There was a great Cautionary Tales podcast about the device recently[0], one thing mentioned was that, even aside from the catasrophic accidents, Therac-25 machines were routinely seen by users to show unexplained errors, but these issues never made it to the desk of someone who might fix it.

[0] https://timharford.com/2025/07/cautionary-tales-captain-kirk...

replies(13): >>45036898 #>>45037054 #>>45037090 #>>45037874 #>>45038109 #>>45038360 #>>45038467 #>>45038827 #>>45043421 #>>45044645 #>>45046867 #>>45046969 #>>45047517 #
WalterBright ◴[] No.45044645[source]
I'm going to disagree.

I have years of experience at Boeing designing aircraft parts. The guiding principle is that no single failure should cause an accident.

The way to accomplish this is not "write quality software", nor is it "test the software thoroughly". The idea is "assume the software does the worst possible thing. Then make sure that there's an independent system that will prevent that worst case."

For the Therac-25, that means a detector of the amount of radiation being generated, which will cut it off if it exceeds a safe value.

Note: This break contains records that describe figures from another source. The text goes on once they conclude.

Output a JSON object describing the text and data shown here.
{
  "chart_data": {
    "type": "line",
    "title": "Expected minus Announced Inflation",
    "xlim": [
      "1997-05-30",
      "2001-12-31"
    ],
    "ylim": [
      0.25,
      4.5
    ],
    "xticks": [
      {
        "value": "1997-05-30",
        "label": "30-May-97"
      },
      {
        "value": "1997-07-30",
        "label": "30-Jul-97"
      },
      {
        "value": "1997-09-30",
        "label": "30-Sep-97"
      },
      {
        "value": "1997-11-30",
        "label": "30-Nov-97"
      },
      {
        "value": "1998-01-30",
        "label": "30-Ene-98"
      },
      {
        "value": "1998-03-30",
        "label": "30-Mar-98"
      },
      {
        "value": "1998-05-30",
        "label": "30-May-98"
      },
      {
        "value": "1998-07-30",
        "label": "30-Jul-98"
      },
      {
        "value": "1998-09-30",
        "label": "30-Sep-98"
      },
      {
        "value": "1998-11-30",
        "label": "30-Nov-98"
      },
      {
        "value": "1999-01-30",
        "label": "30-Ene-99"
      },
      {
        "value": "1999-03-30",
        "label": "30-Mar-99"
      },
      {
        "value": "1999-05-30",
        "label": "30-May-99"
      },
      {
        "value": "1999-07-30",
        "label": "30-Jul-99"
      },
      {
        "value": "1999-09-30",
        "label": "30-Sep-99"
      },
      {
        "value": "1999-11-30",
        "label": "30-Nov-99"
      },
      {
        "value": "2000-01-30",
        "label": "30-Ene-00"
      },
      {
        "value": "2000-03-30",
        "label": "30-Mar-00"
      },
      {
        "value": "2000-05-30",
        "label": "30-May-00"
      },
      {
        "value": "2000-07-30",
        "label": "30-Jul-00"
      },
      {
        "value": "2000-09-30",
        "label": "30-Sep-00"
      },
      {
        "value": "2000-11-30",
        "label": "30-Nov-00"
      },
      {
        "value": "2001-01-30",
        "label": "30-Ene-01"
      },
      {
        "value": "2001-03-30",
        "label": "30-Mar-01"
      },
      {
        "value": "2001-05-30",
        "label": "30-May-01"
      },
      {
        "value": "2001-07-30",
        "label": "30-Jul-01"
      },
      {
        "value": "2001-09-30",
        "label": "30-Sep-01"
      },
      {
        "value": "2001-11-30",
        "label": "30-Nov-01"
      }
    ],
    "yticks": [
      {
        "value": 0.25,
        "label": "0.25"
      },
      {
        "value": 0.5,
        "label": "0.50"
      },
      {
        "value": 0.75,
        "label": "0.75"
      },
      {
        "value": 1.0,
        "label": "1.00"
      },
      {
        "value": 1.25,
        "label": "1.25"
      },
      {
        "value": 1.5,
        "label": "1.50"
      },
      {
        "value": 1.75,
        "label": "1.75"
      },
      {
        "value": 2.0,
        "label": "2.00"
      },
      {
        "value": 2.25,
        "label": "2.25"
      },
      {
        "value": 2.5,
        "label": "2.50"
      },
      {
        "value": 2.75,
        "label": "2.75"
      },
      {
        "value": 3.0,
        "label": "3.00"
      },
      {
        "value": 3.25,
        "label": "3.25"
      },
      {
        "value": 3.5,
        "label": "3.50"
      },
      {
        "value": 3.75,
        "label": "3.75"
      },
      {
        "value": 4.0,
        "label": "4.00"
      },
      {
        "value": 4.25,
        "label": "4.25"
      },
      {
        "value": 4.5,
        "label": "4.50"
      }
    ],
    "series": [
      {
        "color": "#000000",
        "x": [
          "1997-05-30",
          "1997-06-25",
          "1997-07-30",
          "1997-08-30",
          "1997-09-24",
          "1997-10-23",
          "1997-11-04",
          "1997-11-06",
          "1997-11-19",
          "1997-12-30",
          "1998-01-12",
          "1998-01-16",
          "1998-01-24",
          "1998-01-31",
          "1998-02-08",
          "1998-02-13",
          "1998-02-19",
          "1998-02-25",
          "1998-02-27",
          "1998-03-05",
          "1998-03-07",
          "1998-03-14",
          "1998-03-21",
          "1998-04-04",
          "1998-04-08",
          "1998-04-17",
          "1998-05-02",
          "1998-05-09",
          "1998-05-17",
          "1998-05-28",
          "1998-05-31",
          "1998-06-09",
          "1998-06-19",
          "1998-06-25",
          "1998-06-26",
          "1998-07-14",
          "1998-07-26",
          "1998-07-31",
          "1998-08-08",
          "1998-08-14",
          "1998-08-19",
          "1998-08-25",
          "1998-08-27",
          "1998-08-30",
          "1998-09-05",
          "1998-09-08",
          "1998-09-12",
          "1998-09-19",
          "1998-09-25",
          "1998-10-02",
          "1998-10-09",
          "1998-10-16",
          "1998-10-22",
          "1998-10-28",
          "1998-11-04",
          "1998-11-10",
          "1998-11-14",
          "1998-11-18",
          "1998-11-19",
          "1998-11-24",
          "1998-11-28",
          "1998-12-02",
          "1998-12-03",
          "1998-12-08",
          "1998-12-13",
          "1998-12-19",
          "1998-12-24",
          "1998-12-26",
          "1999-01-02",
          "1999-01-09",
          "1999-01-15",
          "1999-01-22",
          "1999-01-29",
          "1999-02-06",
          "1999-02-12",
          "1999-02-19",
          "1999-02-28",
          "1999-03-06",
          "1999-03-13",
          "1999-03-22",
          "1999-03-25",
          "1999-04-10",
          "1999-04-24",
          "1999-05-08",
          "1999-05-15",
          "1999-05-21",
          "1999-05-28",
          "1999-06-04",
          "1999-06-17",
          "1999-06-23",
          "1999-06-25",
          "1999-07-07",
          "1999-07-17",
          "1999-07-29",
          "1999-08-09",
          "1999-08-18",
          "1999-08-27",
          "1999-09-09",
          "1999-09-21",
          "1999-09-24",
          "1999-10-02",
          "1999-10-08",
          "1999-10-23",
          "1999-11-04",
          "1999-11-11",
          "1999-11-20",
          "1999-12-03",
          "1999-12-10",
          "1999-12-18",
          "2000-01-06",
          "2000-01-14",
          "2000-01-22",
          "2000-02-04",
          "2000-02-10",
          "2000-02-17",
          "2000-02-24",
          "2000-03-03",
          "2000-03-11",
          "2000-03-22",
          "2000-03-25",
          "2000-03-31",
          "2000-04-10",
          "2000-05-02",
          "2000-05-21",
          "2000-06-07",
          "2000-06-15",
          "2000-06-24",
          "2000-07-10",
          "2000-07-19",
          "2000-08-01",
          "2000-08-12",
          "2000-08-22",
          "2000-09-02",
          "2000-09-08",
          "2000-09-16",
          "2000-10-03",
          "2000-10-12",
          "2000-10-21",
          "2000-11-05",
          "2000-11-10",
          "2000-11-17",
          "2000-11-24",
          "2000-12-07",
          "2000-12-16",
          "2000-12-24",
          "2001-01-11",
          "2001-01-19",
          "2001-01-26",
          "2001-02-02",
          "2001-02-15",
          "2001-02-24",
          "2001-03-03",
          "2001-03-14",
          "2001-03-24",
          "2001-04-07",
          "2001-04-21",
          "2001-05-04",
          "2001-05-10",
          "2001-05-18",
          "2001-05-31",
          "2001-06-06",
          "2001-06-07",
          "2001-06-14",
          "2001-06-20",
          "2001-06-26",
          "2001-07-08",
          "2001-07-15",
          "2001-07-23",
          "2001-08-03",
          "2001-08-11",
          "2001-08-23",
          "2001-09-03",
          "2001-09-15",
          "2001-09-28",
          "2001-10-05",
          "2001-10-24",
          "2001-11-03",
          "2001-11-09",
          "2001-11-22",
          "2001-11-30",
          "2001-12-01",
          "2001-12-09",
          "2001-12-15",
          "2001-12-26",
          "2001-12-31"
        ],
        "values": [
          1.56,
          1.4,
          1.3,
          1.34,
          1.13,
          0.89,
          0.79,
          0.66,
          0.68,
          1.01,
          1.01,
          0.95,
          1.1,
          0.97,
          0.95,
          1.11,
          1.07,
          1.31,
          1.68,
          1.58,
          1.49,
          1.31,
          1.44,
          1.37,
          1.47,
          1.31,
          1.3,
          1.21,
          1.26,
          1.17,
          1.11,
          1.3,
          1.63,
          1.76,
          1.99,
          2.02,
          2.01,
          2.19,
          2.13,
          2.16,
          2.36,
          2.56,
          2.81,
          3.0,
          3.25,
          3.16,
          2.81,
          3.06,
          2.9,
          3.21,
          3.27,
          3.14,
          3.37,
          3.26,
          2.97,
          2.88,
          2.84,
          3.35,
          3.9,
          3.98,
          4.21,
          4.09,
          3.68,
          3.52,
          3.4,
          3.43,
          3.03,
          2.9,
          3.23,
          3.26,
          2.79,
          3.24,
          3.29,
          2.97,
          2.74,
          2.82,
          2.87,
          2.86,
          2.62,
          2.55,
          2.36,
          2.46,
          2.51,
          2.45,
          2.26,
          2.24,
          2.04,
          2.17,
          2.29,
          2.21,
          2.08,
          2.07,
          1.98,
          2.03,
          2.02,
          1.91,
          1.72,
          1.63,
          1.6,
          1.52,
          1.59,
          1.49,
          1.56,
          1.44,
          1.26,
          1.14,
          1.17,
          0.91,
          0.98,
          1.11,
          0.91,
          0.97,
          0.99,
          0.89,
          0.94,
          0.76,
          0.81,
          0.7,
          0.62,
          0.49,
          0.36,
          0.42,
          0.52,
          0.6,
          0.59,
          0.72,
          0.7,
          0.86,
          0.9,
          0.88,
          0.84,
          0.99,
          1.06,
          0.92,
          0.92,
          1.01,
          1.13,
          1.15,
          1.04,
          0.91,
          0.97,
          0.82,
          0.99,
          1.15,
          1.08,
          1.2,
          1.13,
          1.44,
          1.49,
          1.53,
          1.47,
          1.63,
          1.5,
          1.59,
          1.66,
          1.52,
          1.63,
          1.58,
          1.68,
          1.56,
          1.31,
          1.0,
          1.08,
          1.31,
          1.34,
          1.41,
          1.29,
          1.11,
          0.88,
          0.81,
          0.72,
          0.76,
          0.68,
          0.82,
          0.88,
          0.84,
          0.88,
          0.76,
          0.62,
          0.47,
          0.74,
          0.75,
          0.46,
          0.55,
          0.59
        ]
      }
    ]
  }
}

I'd also add that the radiation generator be physically incapable of generating excessive radiation.

replies(9): >>45045090 #>>45045473 #>>45046078 #>>45046192 #>>45047920 #>>45048437 #>>45048717 #>>45049878 #>>45049910 #
philjohn ◴[] No.45046078[source]
This.

One of the biggest things I see in junior engineers that I mentor (working in backend high throughput, low latency, distributed systems) is not working out all of the various failure modes your system will likely encounter.

Network partitions, primary database outage, caching layer outage, increased latency ... all of these things can throw a spanner in the works, but until you've experienced them (or had a strong mentor guide you) it's all abstract and difficult to see when the happy path is right there.

I've recently entirely re-architected a critical component, and part of this was defense in depth. Stuff is going to go wrong, so having a second or even third line of defense is important.